The comments by Sahra Wagenknecht (one of Die Linke’s top two candidates and its parliamentary co-leader) on the evening of the election were especially inappropriate. Neues Deutschland reported that, "with an eye on the issue of refugees, [she said] one has ‘perhaps excluded certain problems out of concern that by raising these points one might be fuelling resentment’. Thus, ultimately, one had left it to the AfD to ‘speak out on certain issues which people simply experience as they see them’."

This convoluted argument is reminiscent of the incorrect statements from 2015 and 2016, when she declared that the right to asylum should be seen as an act of ‘hospitality’. At the same time, Wagenknecht supported deportations and depicted terror attacks as being causally linked to migration. Everything must be done to prevent her from taking Die Linke down this course, whereby responding to the success of the AfD seems to mean ditching her principles on the political issue of migrants.

It is necessary for the party to take up the questions of refugees and migration openly and put forward a bold, unequivocal class position. This would mean formulating much clearer demands and taking up a strong position in the debate. Up to now, this issue has been used to distract people from their own social problems and the causes behind them, and to overshadow the common interests of migrants and people born in Germany. A change in approach would mean focusing the demands against the power and wealth of the ‘1%’, and prioritising the class issues – and to stop participating in federal state governments privatising motorways, continuing with the polluting brown coal industry, and deportation policies.

In reality, there appears to be no alternative for the ruling class than the formation of a ‘Jamaican’ coalition, as the SPD – for reasons of self-preservation – has declared that it will go into opposition. Nonetheless, the coalition negotiations will not be straightforward. The CDU/CSU are weakened, the FDP and Greens will be keen to push through as many concessions as they can, and it will not be easy to find a compromise. Another election cannot be entirely excluded. Nor should we rule out the possibility of the SPD adopting a conciliatory position on joining a government in the event that the talks on a Jamaican coalition flounder.
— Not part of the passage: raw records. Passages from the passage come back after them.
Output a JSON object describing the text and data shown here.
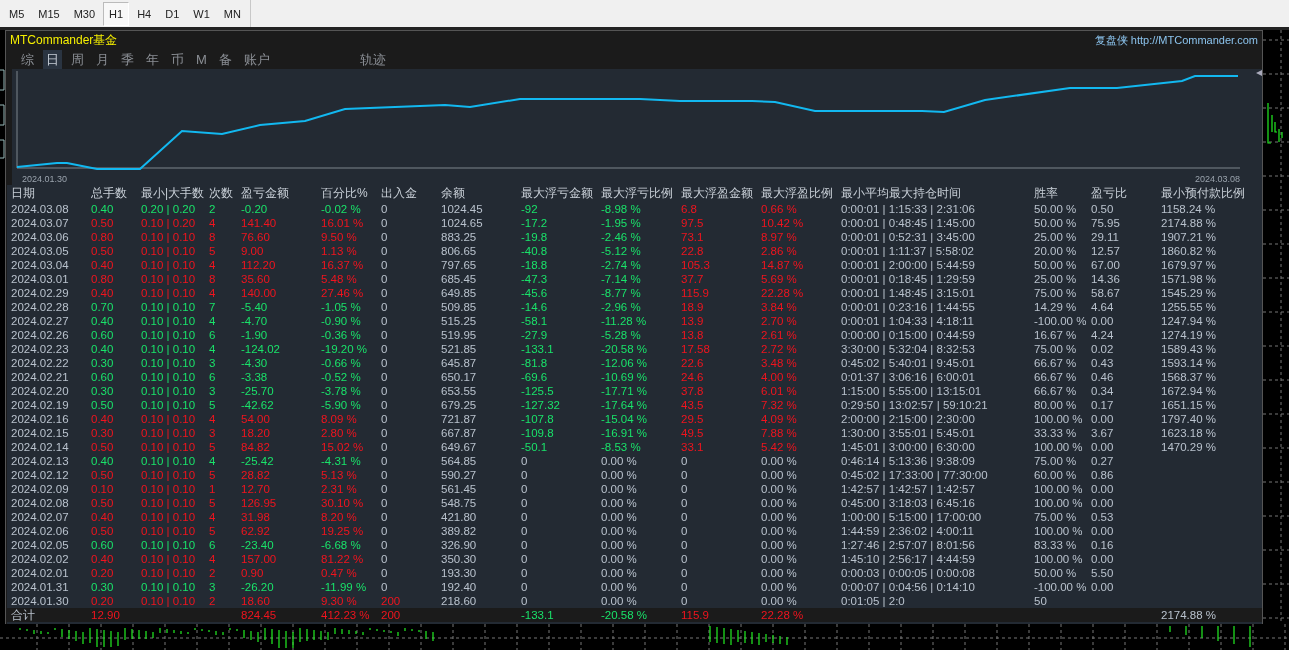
{
  "timeframes": [
    {
      "label": "M5",
      "selected": false
    },
    {
      "label": "M15",
      "selected": false
    },
    {
      "label": "M30",
      "selected": false
    },
    {
      "label": "H1",
      "selected": true
    },
    {
      "label": "H4",
      "selected": false
    },
    {
      "label": "D1",
      "selected": false
    },
    {
      "label": "W1",
      "selected": false
    },
    {
      "label": "MN",
      "selected": false
    }
  ],
  "panel": {
    "title": "MTCommander基金",
    "site": "复盘侠 http://MTCommander.com",
    "tabs": [
      {
        "label": "综",
        "selected": false
      },
      {
        "label": "日",
        "selected": true
      },
      {
        "label": "周",
        "selected": false
      },
      {
        "label": "月",
        "selected": false
      },
      {
        "label": "季",
        "selected": false
      },
      {
        "label": "年",
        "selected": false
      },
      {
        "label": "币",
        "selected": false
      },
      {
        "label": "M",
        "selected": false
      },
      {
        "label": "备",
        "selected": false
      },
      {
        "label": "账户",
        "selected": false
      }
    ],
    "trail_tab": {
      "label": "轨迹",
      "selected": false
    },
    "chart": {
      "start_date": "2024.01.30",
      "end_date": "2024.03.08"
    }
  },
  "table": {
    "columns": [
      "日期",
      "总手数",
      "最小|大手数",
      "次数",
      "盈亏金额",
      "百分比%",
      "出入金",
      "余额",
      "最大浮亏金额",
      "最大浮亏比例",
      "最大浮盈金额",
      "最大浮盈比例",
      "最小平均最大持仓时间",
      "胜率",
      "盈亏比",
      "最小预付款比例"
    ],
    "rows": [
      {
        "date": "2024.03.08",
        "lots": "0.40",
        "minmax": "0.20 | 0.20",
        "count": "2",
        "pnl": "-0.20",
        "pct": "-0.02 %",
        "io": "0",
        "balance": "1024.45",
        "float_loss": "-92",
        "float_loss_pct": "-8.98 %",
        "float_profit": "6.8",
        "float_profit_pct": "0.66 %",
        "hold_time": "0:00:01 | 1:15:33 | 2:31:06",
        "win_rate": "50.00 %",
        "pl_ratio": "0.50",
        "prepay": "1158.24 %",
        "profit": false,
        "float_active": true,
        "deposit": false
      },
      {
        "date": "2024.03.07",
        "lots": "0.50",
        "minmax": "0.10 | 0.20",
        "count": "4",
        "pnl": "141.40",
        "pct": "16.01 %",
        "io": "0",
        "balance": "1024.65",
        "float_loss": "-17.2",
        "float_loss_pct": "-1.95 %",
        "float_profit": "97.5",
        "float_profit_pct": "10.42 %",
        "hold_time": "0:00:01 | 0:48:45 | 1:45:00",
        "win_rate": "50.00 %",
        "pl_ratio": "75.95",
        "prepay": "2174.88 %",
        "profit": true,
        "float_active": true,
        "deposit": false
      },
      {
        "date": "2024.03.06",
        "lots": "0.80",
        "minmax": "0.10 | 0.10",
        "count": "8",
        "pnl": "76.60",
        "pct": "9.50 %",
        "io": "0",
        "balance": "883.25",
        "float_loss": "-19.8",
        "float_loss_pct": "-2.46 %",
        "float_profit": "73.1",
        "float_profit_pct": "8.97 %",
        "hold_time": "0:00:01 | 0:52:31 | 3:45:00",
        "win_rate": "25.00 %",
        "pl_ratio": "29.11",
        "prepay": "1907.21 %",
        "profit": true,
        "float_active": true,
        "deposit": false
      },
      {
        "date": "2024.03.05",
        "lots": "0.50",
        "minmax": "0.10 | 0.10",
        "count": "5",
        "pnl": "9.00",
        "pct": "1.13 %",
        "io": "0",
        "balance": "806.65",
        "float_loss": "-40.8",
        "float_loss_pct": "-5.12 %",
        "float_profit": "22.8",
        "float_profit_pct": "2.86 %",
        "hold_time": "0:00:01 | 1:11:37 | 5:58:02",
        "win_rate": "20.00 %",
        "pl_ratio": "12.57",
        "prepay": "1860.82 %",
        "profit": true,
        "float_active": true,
        "deposit": false
      },
      {
        "date": "2024.03.04",
        "lots": "0.40",
        "minmax": "0.10 | 0.10",
        "count": "4",
        "pnl": "112.20",
        "pct": "16.37 %",
        "io": "0",
        "balance": "797.65",
        "float_loss": "-18.8",
        "float_loss_pct": "-2.74 %",
        "float_profit": "105.3",
        "float_profit_pct": "14.87 %",
        "hold_time": "0:00:01 | 2:00:00 | 5:44:59",
        "win_rate": "50.00 %",
        "pl_ratio": "67.00",
        "prepay": "1679.97 %",
        "profit": true,
        "float_active": true,
        "deposit": false
      },
      {
        "date": "2024.03.01",
        "lots": "0.80",
        "minmax": "0.10 | 0.10",
        "count": "8",
        "pnl": "35.60",
        "pct": "5.48 %",
        "io": "0",
        "balance": "685.45",
        "float_loss": "-47.3",
        "float_loss_pct": "-7.14 %",
        "float_profit": "37.7",
        "float_profit_pct": "5.69 %",
        "hold_time": "0:00:01 | 0:18:45 | 1:29:59",
        "win_rate": "25.00 %",
        "pl_ratio": "14.36",
        "prepay": "1571.98 %",
        "profit": true,
        "float_active": true,
        "deposit": false
      },
      {
        "date": "2024.02.29",
        "lots": "0.40",
        "minmax": "0.10 | 0.10",
        "count": "4",
        "pnl": "140.00",
        "pct": "27.46 %",
        "io": "0",
        "balance": "649.85",
        "float_loss": "-45.6",
        "float_loss_pct": "-8.77 %",
        "float_profit": "115.9",
        "float_profit_pct": "22.28 %",
        "hold_time": "0:00:01 | 1:48:45 | 3:15:01",
        "win_rate": "75.00 %",
        "pl_ratio": "58.67",
        "prepay": "1545.29 %",
        "profit": true,
        "float_active": true,
        "deposit": false
      },
      {
        "date": "2024.02.28",
        "lots": "0.70",
        "minmax": "0.10 | 0.10",
        "count": "7",
        "pnl": "-5.40",
        "pct": "-1.05 %",
        "io": "0",
        "balance": "509.85",
        "float_loss": "-14.6",
        "float_loss_pct": "-2.96 %",
        "float_profit": "18.9",
        "float_profit_pct": "3.84 %",
        "hold_time": "0:00:01 | 0:23:16 | 1:44:55",
        "win_rate": "14.29 %",
        "pl_ratio": "4.64",
        "prepay": "1255.55 %",
        "profit": false,
        "float_active": true,
        "deposit": false
      },
      {
        "date": "2024.02.27",
        "lots": "0.40",
        "minmax": "0.10 | 0.10",
        "count": "4",
        "pnl": "-4.70",
        "pct": "-0.90 %",
        "io": "0",
        "balance": "515.25",
        "float_loss": "-58.1",
        "float_loss_pct": "-11.28 %",
        "float_profit": "13.9",
        "float_profit_pct": "2.70 %",
        "hold_time": "0:00:01 | 1:04:33 | 4:18:11",
        "win_rate": "-100.00 %",
        "pl_ratio": "0.00",
        "prepay": "1247.94 %",
        "profit": false,
        "float_active": true,
        "deposit": false
      },
      {
        "date": "2024.02.26",
        "lots": "0.60",
        "minmax": "0.10 | 0.10",
        "count": "6",
        "pnl": "-1.90",
        "pct": "-0.36 %",
        "io": "0",
        "balance": "519.95",
        "float_loss": "-27.9",
        "float_loss_pct": "-5.28 %",
        "float_profit": "13.8",
        "float_profit_pct": "2.61 %",
        "hold_time": "0:00:00 | 0:15:00 | 0:44:59",
        "win_rate": "16.67 %",
        "pl_ratio": "4.24",
        "prepay": "1274.19 %",
        "profit": false,
        "float_active": true,
        "deposit": false
      },
      {
        "date": "2024.02.23",
        "lots": "0.40",
        "minmax": "0.10 | 0.10",
        "count": "4",
        "pnl": "-124.02",
        "pct": "-19.20 %",
        "io": "0",
        "balance": "521.85",
        "float_loss": "-133.1",
        "float_loss_pct": "-20.58 %",
        "float_profit": "17.58",
        "float_profit_pct": "2.72 %",
        "hold_time": "3:30:00 | 5:32:04 | 8:32:53",
        "win_rate": "75.00 %",
        "pl_ratio": "0.02",
        "prepay": "1589.43 %",
        "profit": false,
        "float_active": true,
        "deposit": false
      },
      {
        "date": "2024.02.22",
        "lots": "0.30",
        "minmax": "0.10 | 0.10",
        "count": "3",
        "pnl": "-4.30",
        "pct": "-0.66 %",
        "io": "0",
        "balance": "645.87",
        "float_loss": "-81.8",
        "float_loss_pct": "-12.06 %",
        "float_profit": "22.6",
        "float_profit_pct": "3.48 %",
        "hold_time": "0:45:02 | 5:40:01 | 9:45:01",
        "win_rate": "66.67 %",
        "pl_ratio": "0.43",
        "prepay": "1593.14 %",
        "profit": false,
        "float_active": true,
        "deposit": false
      },
      {
        "date": "2024.02.21",
        "lots": "0.60",
        "minmax": "0.10 | 0.10",
        "count": "6",
        "pnl": "-3.38",
        "pct": "-0.52 %",
        "io": "0",
        "balance": "650.17",
        "float_loss": "-69.6",
        "float_loss_pct": "-10.69 %",
        "float_profit": "24.6",
        "float_profit_pct": "4.00 %",
        "hold_time": "0:01:37 | 3:06:16 | 6:00:01",
        "win_rate": "66.67 %",
        "pl_ratio": "0.46",
        "prepay": "1568.37 %",
        "profit": false,
        "float_active": true,
        "deposit": false
      },
      {
        "date": "2024.02.20",
        "lots": "0.30",
        "minmax": "0.10 | 0.10",
        "count": "3",
        "pnl": "-25.70",
        "pct": "-3.78 %",
        "io": "0",
        "balance": "653.55",
        "float_loss": "-125.5",
        "float_loss_pct": "-17.71 %",
        "float_profit": "37.8",
        "float_profit_pct": "6.01 %",
        "hold_time": "1:15:00 | 5:55:00 | 13:15:01",
        "win_rate": "66.67 %",
        "pl_ratio": "0.34",
        "prepay": "1672.94 %",
        "profit": false,
        "float_active": true,
        "deposit": false
      },
      {
        "date": "2024.02.19",
        "lots": "0.50",
        "minmax": "0.10 | 0.10",
        "count": "5",
        "pnl": "-42.62",
        "pct": "-5.90 %",
        "io": "0",
        "balance": "679.25",
        "float_loss": "-127.32",
        "float_loss_pct": "-17.64 %",
        "float_profit": "43.5",
        "float_profit_pct": "7.32 %",
        "hold_time": "0:29:50 | 13:02:57 | 59:10:21",
        "win_rate": "80.00 %",
        "pl_ratio": "0.17",
        "prepay": "1651.15 %",
        "profit": false,
        "float_active": true,
        "deposit": false
      },
      {
        "date": "2024.02.16",
        "lots": "0.40",
        "minmax": "0.10 | 0.10",
        "count": "4",
        "pnl": "54.00",
        "pct": "8.09 %",
        "io": "0",
        "balance": "721.87",
        "float_loss": "-107.8",
        "float_loss_pct": "-15.04 %",
        "float_profit": "29.5",
        "float_profit_pct": "4.09 %",
        "hold_time": "2:00:00 | 2:15:00 | 2:30:00",
        "win_rate": "100.00 %",
        "pl_ratio": "0.00",
        "prepay": "1797.40 %",
        "profit": true,
        "float_active": true,
        "deposit": false
      },
      {
        "date": "2024.02.15",
        "lots": "0.30",
        "minmax": "0.10 | 0.10",
        "count": "3",
        "pnl": "18.20",
        "pct": "2.80 %",
        "io": "0",
        "balance": "667.87",
        "float_loss": "-109.8",
        "float_loss_pct": "-16.91 %",
        "float_profit": "49.5",
        "float_profit_pct": "7.88 %",
        "hold_time": "1:30:00 | 3:55:01 | 5:45:01",
        "win_rate": "33.33 %",
        "pl_ratio": "3.67",
        "prepay": "1623.18 %",
        "profit": true,
        "float_active": true,
        "deposit": false
      },
      {
        "date": "2024.02.14",
        "lots": "0.50",
        "minmax": "0.10 | 0.10",
        "count": "5",
        "pnl": "84.82",
        "pct": "15.02 %",
        "io": "0",
        "balance": "649.67",
        "float_loss": "-50.1",
        "float_loss_pct": "-8.53 %",
        "float_profit": "33.1",
        "float_profit_pct": "5.42 %",
        "hold_time": "1:45:01 | 3:00:00 | 6:30:00",
        "win_rate": "100.00 %",
        "pl_ratio": "0.00",
        "prepay": "1470.29 %",
        "profit": true,
        "float_active": true,
        "deposit": false
      },
      {
        "date": "2024.02.13",
        "lots": "0.40",
        "minmax": "0.10 | 0.10",
        "count": "4",
        "pnl": "-25.42",
        "pct": "-4.31 %",
        "io": "0",
        "balance": "564.85",
        "float_loss": "0",
        "float_loss_pct": "0.00 %",
        "float_profit": "0",
        "float_profit_pct": "0.00 %",
        "hold_time": "0:46:14 | 5:13:36 | 9:38:09",
        "win_rate": "75.00 %",
        "pl_ratio": "0.27",
        "profit": false,
        "float_active": false,
        "deposit": false
      },
      {
        "date": "2024.02.12",
        "lots": "0.50",
        "minmax": "0.10 | 0.10",
        "count": "5",
        "pnl": "28.82",
        "pct": "5.13 %",
        "io": "0",
        "balance": "590.27",
        "float_loss": "0",
        "float_loss_pct": "0.00 %",
        "float_profit": "0",
        "float_profit_pct": "0.00 %",
        "hold_time": "0:45:02 | 17:33:00 | 77:30:00",
        "win_rate": "60.00 %",
        "pl_ratio": "0.86",
        "profit": true,
        "float_active": false,
        "deposit": false
      },
      {
        "date": "2024.02.09",
        "lots": "0.10",
        "minmax": "0.10 | 0.10",
        "count": "1",
        "pnl": "12.70",
        "pct": "2.31 %",
        "io": "0",
        "balance": "561.45",
        "float_loss": "0",
        "float_loss_pct": "0.00 %",
        "float_profit": "0",
        "float_profit_pct": "0.00 %",
        "hold_time": "1:42:57 | 1:42:57 | 1:42:57",
        "win_rate": "100.00 %",
        "pl_ratio": "0.00",
        "profit": true,
        "float_active": false,
        "deposit": false
      },
      {
        "date": "2024.02.08",
        "lots": "0.50",
        "minmax": "0.10 | 0.10",
        "count": "5",
        "pnl": "126.95",
        "pct": "30.10 %",
        "io": "0",
        "balance": "548.75",
        "float_loss": "0",
        "float_loss_pct": "0.00 %",
        "float_profit": "0",
        "float_profit_pct": "0.00 %",
        "hold_time": "0:45:00 | 3:18:03 | 6:45:16",
        "win_rate": "100.00 %",
        "pl_ratio": "0.00",
        "profit": true,
        "float_active": false,
        "deposit": false
      },
      {
        "date": "2024.02.07",
        "lots": "0.40",
        "minmax": "0.10 | 0.10",
        "count": "4",
        "pnl": "31.98",
        "pct": "8.20 %",
        "io": "0",
        "balance": "421.80",
        "float_loss": "0",
        "float_loss_pct": "0.00 %",
        "float_profit": "0",
        "float_profit_pct": "0.00 %",
        "hold_time": "1:00:00 | 5:15:00 | 17:00:00",
        "win_rate": "75.00 %",
        "pl_ratio": "0.53",
        "profit": true,
        "float_active": false,
        "deposit": false
      },
      {
        "date": "2024.02.06",
        "lots": "0.50",
        "minmax": "0.10 | 0.10",
        "count": "5",
        "pnl": "62.92",
        "pct": "19.25 %",
        "io": "0",
        "balance": "389.82",
        "float_loss": "0",
        "float_loss_pct": "0.00 %",
        "float_profit": "0",
        "float_profit_pct": "0.00 %",
        "hold_time": "1:44:59 | 2:36:02 | 4:00:11",
        "win_rate": "100.00 %",
        "pl_ratio": "0.00",
        "profit": true,
        "float_active": false,
        "deposit": false
      },
      {
        "date": "2024.02.05",
        "lots": "0.60",
        "minmax": "0.10 | 0.10",
        "count": "6",
        "pnl": "-23.40",
        "pct": "-6.68 %",
        "io": "0",
        "balance": "326.90",
        "float_loss": "0",
        "float_loss_pct": "0.00 %",
        "float_profit": "0",
        "float_profit_pct": "0.00 %",
        "hold_time": "1:27:46 | 2:57:07 | 8:01:56",
        "win_rate": "83.33 %",
        "pl_ratio": "0.16",
        "profit": false,
        "float_active": false,
        "deposit": false
      },
      {
        "date": "2024.02.02",
        "lots": "0.40",
        "minmax": "0.10 | 0.10",
        "count": "4",
        "pnl": "157.00",
        "pct": "81.22 %",
        "io": "0",
        "balance": "350.30",
        "float_loss": "0",
        "float_loss_pct": "0.00 %",
        "float_profit": "0",
        "float_profit_pct": "0.00 %",
        "hold_time": "1:45:10 | 2:56:17 | 4:44:59",
        "win_rate": "100.00 %",
        "pl_ratio": "0.00",
        "profit": true,
        "float_active": false,
        "deposit": false
      },
      {
        "date": "2024.02.01",
        "lots": "0.20",
        "minmax": "0.10 | 0.10",
        "count": "2",
        "pnl": "0.90",
        "pct": "0.47 %",
        "io": "0",
        "balance": "193.30",
        "float_loss": "0",
        "float_loss_pct": "0.00 %",
        "float_profit": "0",
        "float_profit_pct": "0.00 %",
        "hold_time": "0:00:03 | 0:00:05 | 0:00:08",
        "win_rate": "50.00 %",
        "pl_ratio": "5.50",
        "profit": true,
        "float_active": false,
        "deposit": false
      },
      {
        "date": "2024.01.31",
        "lots": "0.30",
        "minmax": "0.10 | 0.10",
        "count": "3",
        "pnl": "-26.20",
        "pct": "-11.99 %",
        "io": "0",
        "balance": "192.40",
        "float_loss": "0",
        "float_loss_pct": "0.00 %",
        "float_profit": "0",
        "float_profit_pct": "0.00 %",
        "hold_time": "0:00:07 | 0:04:56 | 0:14:10",
        "win_rate": "-100.00 %",
        "pl_ratio": "0.00",
        "profit": false,
        "float_active": false,
        "deposit": false
      },
      {
        "date": "2024.01.30",
        "lots": "0.20",
        "minmax": "0.10 | 0.10",
        "count": "2",
        "pnl": "18.60",
        "pct": "9.30 %",
        "io": "200",
        "balance": "218.60",
        "float_loss": "0",
        "float_loss_pct": "0.00 %",
        "float_profit": "0",
        "float_profit_pct": "0.00 %",
        "hold_time": "0:01:05 | 2:0",
        "win_rate": "50",
        "profit": true,
        "float_active": false,
        "deposit": true
      }
    ],
    "totals": {
      "label": "合计",
      "lots": "12.90",
      "pnl": "824.45",
      "pct": "412.23 %",
      "io": "200",
      "float_loss": "-133.1",
      "float_loss_pct": "-20.58 %",
      "float_profit": "115.9",
      "float_profit_pct": "22.28 %",
      "prepay": "2174.88 %",
      "profit": true,
      "deposit": true
    }
  }
}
However, another election would probably strengthen the position of the AfD, and four more years in coalition is untenable for the SPD unless it is prepared to risk becoming a minor 10% party. In any case, the election marks the end of the period of relative peace and stability that characterised the quiet years of the Merkel regency. If economic crisis intervenes the social questions can quickly become the focus and new opportunities would open up for Die Linke.